Nice to hear from you again. Here’s the story of my last few weeks, in a top 10 list.

The Top Ten Things You Hoped You’d Never Have to Do When You Were Already Undergoing the Stress of Moving

10. Having your friends come over with circular saws and cut your good bedroom furniture into bits so that nobody would take it from the curb and spread bedbugs.

9. Spraying the component parts of a Violet Wand with 91% isopropyl alcohol.

8. Driving an hour each way to rent a vapor steamer.

7. Cooking your leather corset and most of your shoe collection in a 200 degree oven for half an hour per item. Again.

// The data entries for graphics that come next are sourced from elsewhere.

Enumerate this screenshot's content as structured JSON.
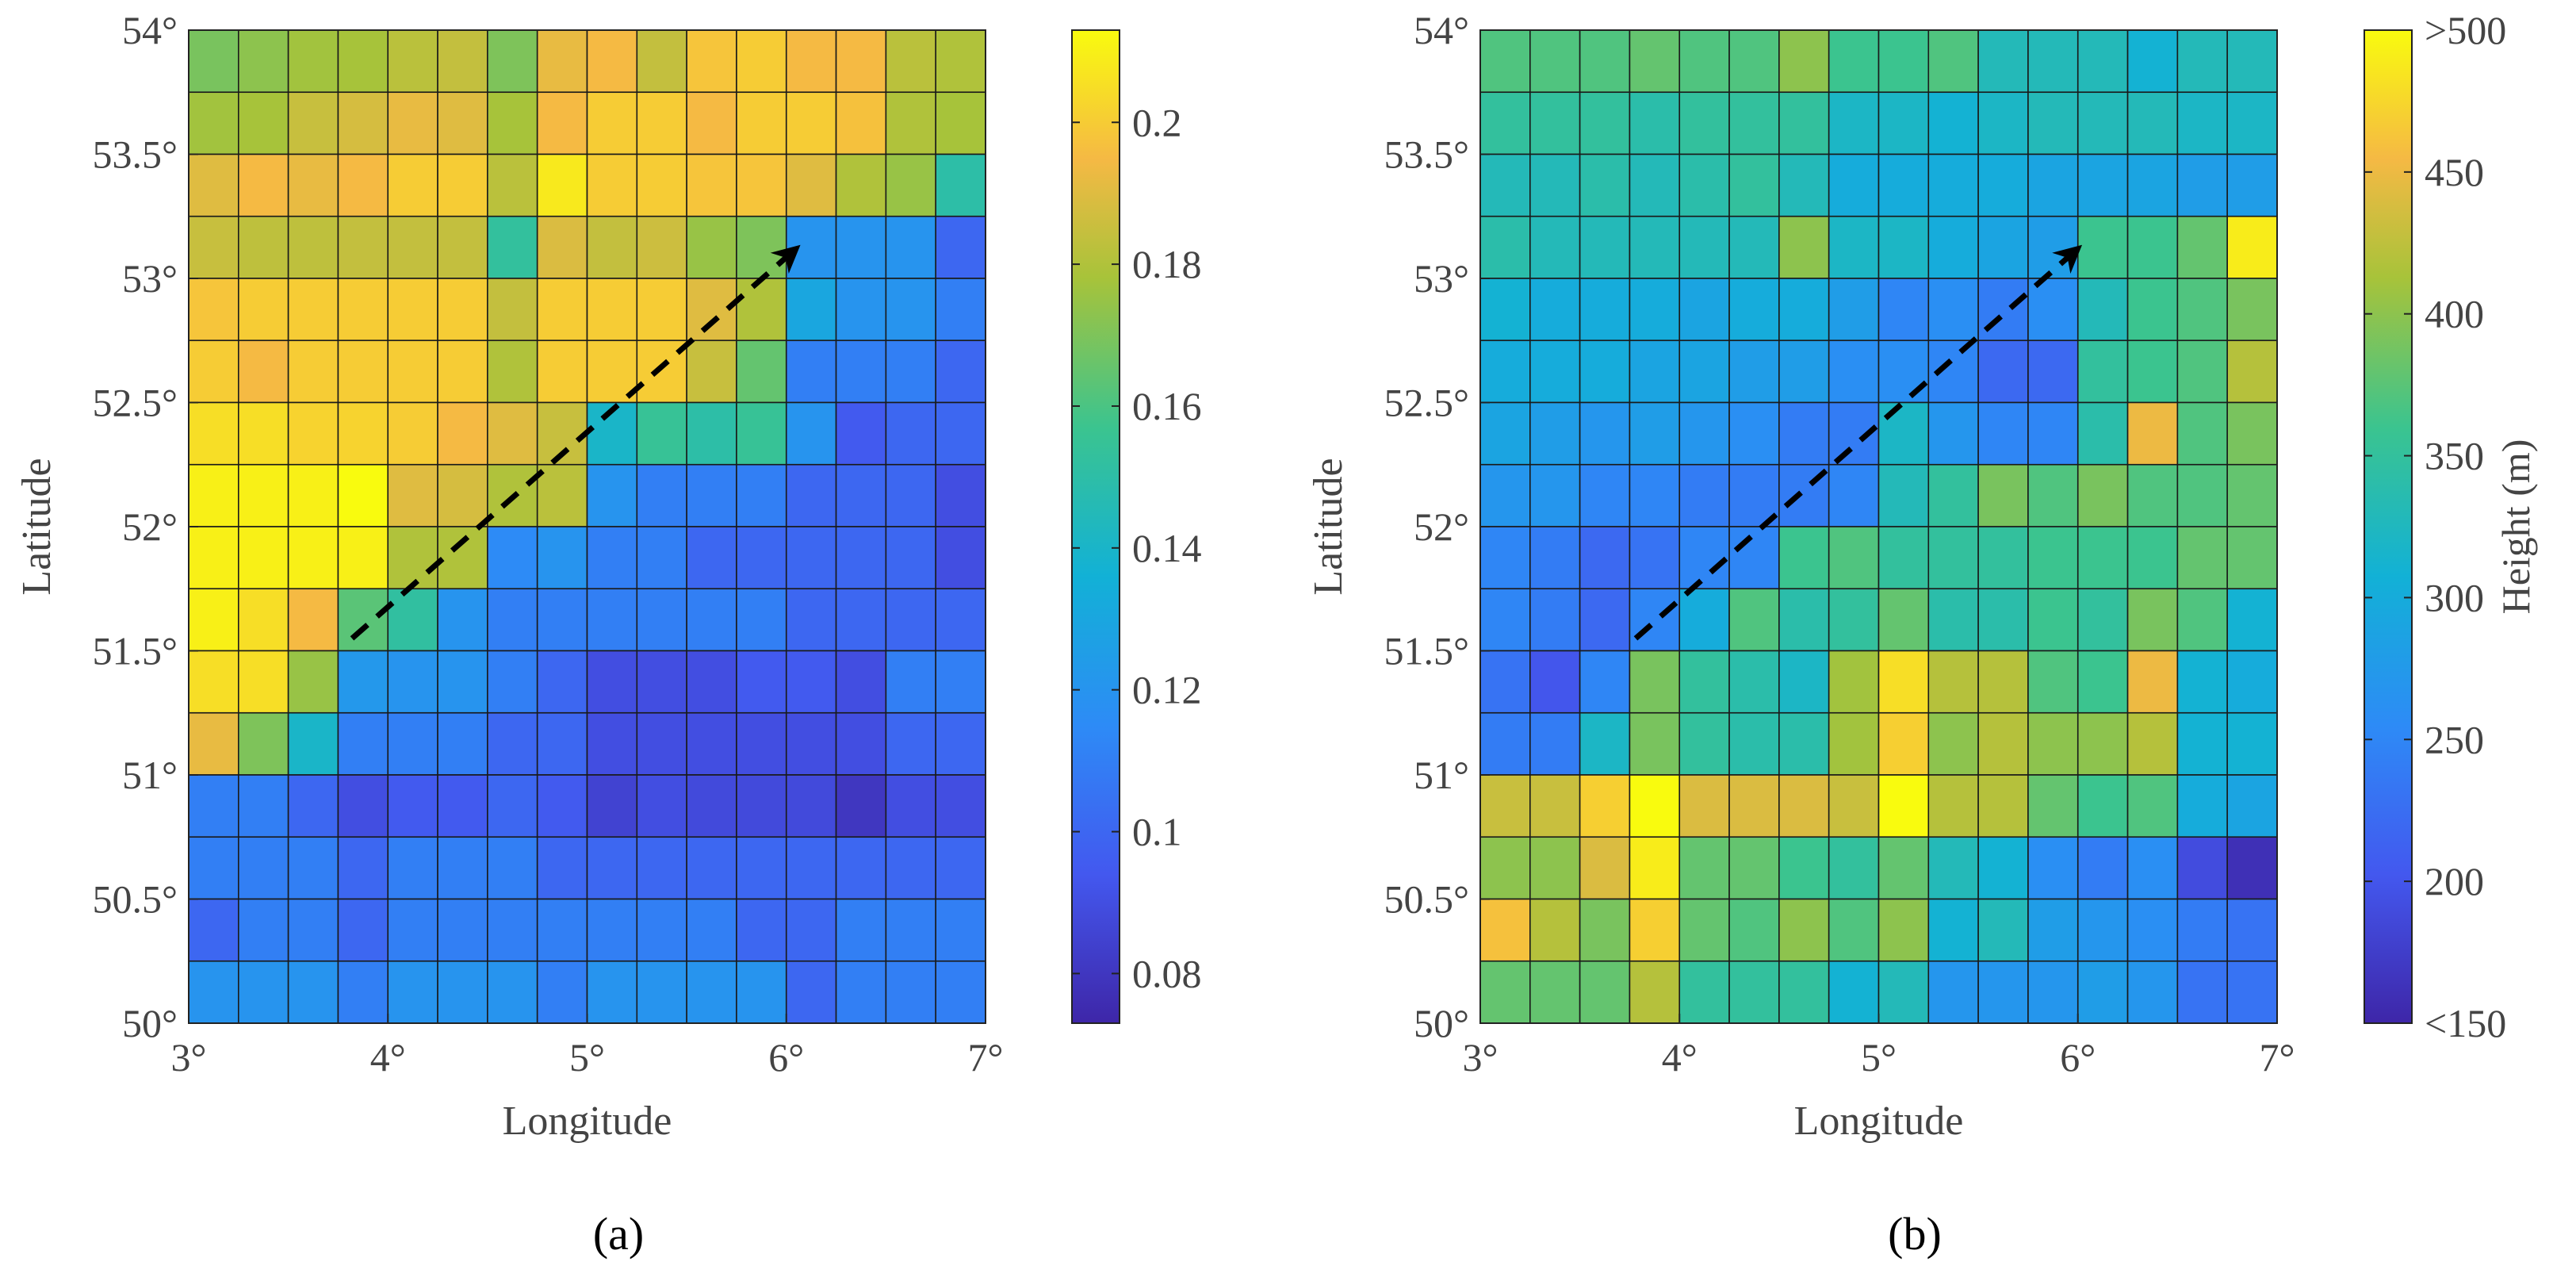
{
  "chart_data": [
    {
      "type": "heatmap",
      "panel_label": "(a)",
      "xlabel": "Longitude",
      "ylabel": "Latitude",
      "xlim": [
        3,
        7
      ],
      "ylim": [
        50,
        54
      ],
      "x_ticks": [
        "3°",
        "4°",
        "5°",
        "6°",
        "7°"
      ],
      "y_ticks": [
        "50°",
        "50.5°",
        "51°",
        "51.5°",
        "52°",
        "52.5°",
        "53°",
        "53.5°",
        "54°"
      ],
      "grid_step_deg": 0.25,
      "colorbar": {
        "min": 0.073,
        "max": 0.213,
        "ticks": [
          "0.08",
          "0.1",
          "0.12",
          "0.14",
          "0.16",
          "0.18",
          "0.2"
        ],
        "label": ""
      },
      "rows_top_to_bottom": [
        [
          0.169,
          0.173,
          0.177,
          0.178,
          0.182,
          0.184,
          0.17,
          0.192,
          0.195,
          0.184,
          0.198,
          0.2,
          0.195,
          0.195,
          0.182,
          0.18
        ],
        [
          0.177,
          0.178,
          0.185,
          0.188,
          0.192,
          0.19,
          0.178,
          0.195,
          0.2,
          0.2,
          0.195,
          0.2,
          0.2,
          0.197,
          0.18,
          0.178
        ],
        [
          0.19,
          0.195,
          0.192,
          0.195,
          0.2,
          0.2,
          0.182,
          0.208,
          0.2,
          0.2,
          0.198,
          0.198,
          0.19,
          0.18,
          0.175,
          0.15
        ],
        [
          0.185,
          0.183,
          0.183,
          0.184,
          0.184,
          0.184,
          0.153,
          0.189,
          0.184,
          0.186,
          0.175,
          0.17,
          0.12,
          0.12,
          0.12,
          0.1
        ],
        [
          0.198,
          0.2,
          0.2,
          0.2,
          0.2,
          0.2,
          0.184,
          0.2,
          0.2,
          0.2,
          0.19,
          0.18,
          0.13,
          0.12,
          0.12,
          0.11
        ],
        [
          0.2,
          0.195,
          0.2,
          0.2,
          0.2,
          0.2,
          0.18,
          0.2,
          0.2,
          0.2,
          0.185,
          0.165,
          0.11,
          0.11,
          0.11,
          0.1
        ],
        [
          0.205,
          0.205,
          0.202,
          0.202,
          0.2,
          0.195,
          0.19,
          0.185,
          0.14,
          0.155,
          0.15,
          0.155,
          0.12,
          0.095,
          0.1,
          0.1
        ],
        [
          0.21,
          0.21,
          0.21,
          0.213,
          0.19,
          0.188,
          0.18,
          0.182,
          0.12,
          0.11,
          0.11,
          0.11,
          0.1,
          0.1,
          0.1,
          0.09
        ],
        [
          0.21,
          0.21,
          0.21,
          0.21,
          0.18,
          0.18,
          0.115,
          0.12,
          0.11,
          0.11,
          0.1,
          0.1,
          0.1,
          0.1,
          0.1,
          0.09
        ],
        [
          0.21,
          0.205,
          0.195,
          0.163,
          0.152,
          0.12,
          0.11,
          0.11,
          0.11,
          0.11,
          0.11,
          0.11,
          0.1,
          0.1,
          0.1,
          0.1
        ],
        [
          0.205,
          0.205,
          0.175,
          0.122,
          0.12,
          0.12,
          0.11,
          0.1,
          0.09,
          0.09,
          0.09,
          0.095,
          0.095,
          0.09,
          0.11,
          0.11
        ],
        [
          0.192,
          0.17,
          0.14,
          0.11,
          0.11,
          0.11,
          0.1,
          0.1,
          0.09,
          0.09,
          0.09,
          0.09,
          0.09,
          0.09,
          0.1,
          0.1
        ],
        [
          0.11,
          0.11,
          0.1,
          0.09,
          0.095,
          0.095,
          0.1,
          0.095,
          0.085,
          0.09,
          0.088,
          0.088,
          0.088,
          0.08,
          0.09,
          0.09
        ],
        [
          0.11,
          0.11,
          0.11,
          0.1,
          0.11,
          0.11,
          0.11,
          0.1,
          0.1,
          0.1,
          0.1,
          0.1,
          0.1,
          0.1,
          0.1,
          0.1
        ],
        [
          0.1,
          0.11,
          0.11,
          0.1,
          0.11,
          0.11,
          0.11,
          0.11,
          0.11,
          0.11,
          0.11,
          0.1,
          0.1,
          0.11,
          0.11,
          0.11
        ],
        [
          0.12,
          0.12,
          0.12,
          0.11,
          0.12,
          0.12,
          0.12,
          0.11,
          0.12,
          0.12,
          0.12,
          0.12,
          0.1,
          0.11,
          0.11,
          0.11
        ]
      ],
      "annotation": {
        "type": "dashed-arrow",
        "start": {
          "lon": 3.82,
          "lat": 51.55
        },
        "end": {
          "lon": 6.05,
          "lat": 53.12
        }
      }
    },
    {
      "type": "heatmap",
      "panel_label": "(b)",
      "xlabel": "Longitude",
      "ylabel": "Latitude",
      "xlim": [
        3,
        7
      ],
      "ylim": [
        50,
        54
      ],
      "x_ticks": [
        "3°",
        "4°",
        "5°",
        "6°",
        "7°"
      ],
      "y_ticks": [
        "50°",
        "50.5°",
        "51°",
        "51.5°",
        "52°",
        "52.5°",
        "53°",
        "53.5°",
        "54°"
      ],
      "grid_step_deg": 0.25,
      "colorbar": {
        "min": 150,
        "max": 500,
        "ticks": [
          "<150",
          "200",
          "250",
          "300",
          "350",
          "400",
          "450",
          ">500"
        ],
        "label": "Height (m)"
      },
      "rows_top_to_bottom": [
        [
          370,
          370,
          370,
          380,
          370,
          370,
          400,
          360,
          360,
          370,
          330,
          330,
          330,
          310,
          330,
          330
        ],
        [
          350,
          350,
          350,
          340,
          350,
          350,
          350,
          320,
          320,
          310,
          320,
          330,
          330,
          330,
          320,
          320
        ],
        [
          330,
          330,
          340,
          330,
          340,
          350,
          330,
          300,
          300,
          300,
          300,
          290,
          290,
          290,
          280,
          280
        ],
        [
          340,
          330,
          330,
          330,
          330,
          330,
          400,
          320,
          320,
          300,
          290,
          280,
          360,
          360,
          380,
          490
        ],
        [
          310,
          300,
          300,
          300,
          290,
          300,
          300,
          280,
          250,
          260,
          240,
          260,
          330,
          360,
          370,
          390
        ],
        [
          300,
          300,
          300,
          290,
          290,
          280,
          280,
          260,
          260,
          250,
          220,
          220,
          350,
          360,
          370,
          420
        ],
        [
          290,
          280,
          270,
          280,
          270,
          260,
          240,
          240,
          320,
          270,
          250,
          250,
          340,
          450,
          370,
          390
        ],
        [
          270,
          270,
          250,
          250,
          240,
          240,
          240,
          250,
          330,
          350,
          390,
          370,
          390,
          370,
          370,
          380
        ],
        [
          250,
          240,
          220,
          230,
          250,
          250,
          360,
          370,
          350,
          350,
          350,
          360,
          360,
          360,
          380,
          380
        ],
        [
          250,
          240,
          220,
          250,
          300,
          370,
          340,
          350,
          380,
          340,
          340,
          360,
          350,
          390,
          370,
          310
        ],
        [
          230,
          200,
          250,
          390,
          350,
          340,
          320,
          410,
          480,
          420,
          420,
          370,
          360,
          450,
          310,
          300
        ],
        [
          240,
          240,
          320,
          390,
          350,
          340,
          340,
          410,
          470,
          400,
          420,
          400,
          400,
          420,
          310,
          310
        ],
        [
          430,
          430,
          470,
          500,
          440,
          440,
          440,
          430,
          500,
          420,
          420,
          380,
          360,
          370,
          300,
          290
        ],
        [
          400,
          400,
          440,
          490,
          380,
          380,
          360,
          350,
          380,
          330,
          310,
          260,
          240,
          260,
          190,
          160
        ],
        [
          460,
          420,
          390,
          470,
          380,
          370,
          400,
          370,
          400,
          310,
          330,
          280,
          270,
          260,
          240,
          230
        ],
        [
          380,
          380,
          380,
          420,
          350,
          350,
          350,
          310,
          330,
          270,
          270,
          270,
          280,
          270,
          230,
          230
        ]
      ],
      "annotation": {
        "type": "dashed-arrow",
        "start": {
          "lon": 3.78,
          "lat": 51.55
        },
        "end": {
          "lon": 6.0,
          "lat": 53.12
        }
      }
    }
  ]
}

6. Finally tossing out your old vinyl ballgown, which you ruined anyway during the first wave of the infestation by spraying it with Steri-Fab.

5. Spending at least $100 in quarters to put your entire wardrobe through the dryer in your basement.

4. Ruining your perfectly good Merrell sandals by baking them in your new oven (which is too hot) after wearing them at the old place.

3. Worrying absently that any of the hundreds of books, which were not in the infested room but You Never Know, might be infested, not to mention that they’re all standing in cardboard boxes in the living room, where one bug or egg might have gotten, and and and…

2. Putting your Bose alarm clock/radio/CD player in the oven.

1. Invoking Kali in a pagan ritual in an attempt to get her to eat some of her beloved children and send them back to potentiality.